Sistema de água em Hasor
Um século após a época de Salomão, os israelitas construíram um furo no maciço de 40 metros de profundidade no planalto, atingindo o lençol freático.
A 19 m de eixo vertical era de cerca de 15 m quadrados e terminava num grande túnel em degraus, em declive, que tinha mais de 25 metros . Este sistema é semelhante aos que estão em Megido e Gabaón .



Construção feita pelos Cananeus
Alguns dos restos mais impressionantes a partir da data Hasor da Idade do Bronze média e tardia, quando os cananeus viviam na cidade.
Muitas estruturas na Cidade Baixa eram estruturas cultuais e incluíam figuras religiosas ou pedras de pé. Alguns edifícios foram revestidos com esteios de basalto.

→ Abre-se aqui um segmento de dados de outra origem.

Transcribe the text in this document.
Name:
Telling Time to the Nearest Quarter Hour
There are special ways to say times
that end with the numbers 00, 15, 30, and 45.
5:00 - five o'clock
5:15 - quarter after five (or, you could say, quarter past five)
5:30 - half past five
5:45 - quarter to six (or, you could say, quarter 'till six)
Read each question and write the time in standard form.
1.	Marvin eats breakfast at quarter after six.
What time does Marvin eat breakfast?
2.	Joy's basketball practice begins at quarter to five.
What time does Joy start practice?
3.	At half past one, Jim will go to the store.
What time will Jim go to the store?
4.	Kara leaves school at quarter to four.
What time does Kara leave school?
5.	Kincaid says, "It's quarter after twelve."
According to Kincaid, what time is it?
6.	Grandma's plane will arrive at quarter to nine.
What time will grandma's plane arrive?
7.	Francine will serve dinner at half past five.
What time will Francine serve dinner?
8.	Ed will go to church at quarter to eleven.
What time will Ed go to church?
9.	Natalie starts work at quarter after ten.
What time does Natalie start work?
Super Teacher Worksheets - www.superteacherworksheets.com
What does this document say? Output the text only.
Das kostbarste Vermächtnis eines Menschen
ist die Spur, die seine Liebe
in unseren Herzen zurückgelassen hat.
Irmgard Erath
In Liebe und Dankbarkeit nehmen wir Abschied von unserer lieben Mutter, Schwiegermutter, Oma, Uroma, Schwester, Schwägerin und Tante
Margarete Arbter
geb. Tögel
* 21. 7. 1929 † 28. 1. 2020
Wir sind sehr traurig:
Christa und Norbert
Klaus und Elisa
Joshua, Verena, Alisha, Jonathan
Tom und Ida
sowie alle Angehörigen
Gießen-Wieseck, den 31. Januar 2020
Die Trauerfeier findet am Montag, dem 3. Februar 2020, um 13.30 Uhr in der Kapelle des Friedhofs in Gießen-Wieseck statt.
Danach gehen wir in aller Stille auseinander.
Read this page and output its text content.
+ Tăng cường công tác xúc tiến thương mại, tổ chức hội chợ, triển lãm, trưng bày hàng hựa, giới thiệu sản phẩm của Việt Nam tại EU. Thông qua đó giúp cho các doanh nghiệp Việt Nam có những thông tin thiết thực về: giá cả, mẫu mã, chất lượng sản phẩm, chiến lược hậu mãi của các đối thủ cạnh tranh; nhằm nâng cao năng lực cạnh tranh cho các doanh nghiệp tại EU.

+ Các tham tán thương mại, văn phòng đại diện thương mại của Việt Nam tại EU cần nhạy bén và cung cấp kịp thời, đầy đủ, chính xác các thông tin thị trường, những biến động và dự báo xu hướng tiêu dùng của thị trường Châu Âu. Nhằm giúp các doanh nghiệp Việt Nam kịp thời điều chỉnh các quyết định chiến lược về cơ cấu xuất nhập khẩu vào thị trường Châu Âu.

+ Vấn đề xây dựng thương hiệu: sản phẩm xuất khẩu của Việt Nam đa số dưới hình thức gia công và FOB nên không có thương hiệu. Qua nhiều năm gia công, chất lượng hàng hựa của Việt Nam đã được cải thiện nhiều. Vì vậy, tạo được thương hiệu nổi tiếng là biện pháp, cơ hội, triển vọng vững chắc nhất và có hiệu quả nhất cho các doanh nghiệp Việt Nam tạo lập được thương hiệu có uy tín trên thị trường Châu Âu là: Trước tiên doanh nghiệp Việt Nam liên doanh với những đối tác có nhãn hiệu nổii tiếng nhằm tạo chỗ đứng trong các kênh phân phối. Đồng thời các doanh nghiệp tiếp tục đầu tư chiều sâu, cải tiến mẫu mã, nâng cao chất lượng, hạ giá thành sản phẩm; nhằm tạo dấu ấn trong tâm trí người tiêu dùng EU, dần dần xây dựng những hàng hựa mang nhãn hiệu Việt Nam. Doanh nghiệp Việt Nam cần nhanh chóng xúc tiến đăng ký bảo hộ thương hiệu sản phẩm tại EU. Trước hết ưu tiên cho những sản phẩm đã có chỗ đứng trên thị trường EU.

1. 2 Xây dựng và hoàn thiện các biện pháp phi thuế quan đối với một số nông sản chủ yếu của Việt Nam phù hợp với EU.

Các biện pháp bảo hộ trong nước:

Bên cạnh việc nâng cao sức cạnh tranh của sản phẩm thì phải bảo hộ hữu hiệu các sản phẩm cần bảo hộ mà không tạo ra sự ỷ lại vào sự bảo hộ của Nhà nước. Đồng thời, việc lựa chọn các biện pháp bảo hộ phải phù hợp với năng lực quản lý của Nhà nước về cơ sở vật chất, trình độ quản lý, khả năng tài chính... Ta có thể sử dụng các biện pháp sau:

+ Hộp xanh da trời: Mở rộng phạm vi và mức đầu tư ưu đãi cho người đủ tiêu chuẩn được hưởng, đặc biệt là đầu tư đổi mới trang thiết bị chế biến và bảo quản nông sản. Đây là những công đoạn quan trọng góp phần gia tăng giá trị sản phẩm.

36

Edifício cananeu dos inícios da cidade de Hasor
Este tipo de construção, mais conhecido como um edifício em pilares tripartidos israelita, foi encontrado em inúmeros lugares em todo o país.
Muitas funções para este tipo de estrutura foram sugeridas. Alguns arqueólogos acreditam que estes foram usados ​​para o armazenamento de alimentos, mais provavelmente, a principal função deste edifício era para abrigar a cavalaria real.




A Casa e com quatro divisões

Este edifício de estilo popular, seria mais conhecido como a " casa dos pilares " do que pelo número de quartos na mesma. Encontrado em todo o Israel a partir do momento da saída dos israelitas, o número de quartos na casa podem variar, mas sempre se caracteriza por uma linha ou duas colunas que separam o pátio central da sala ao lado.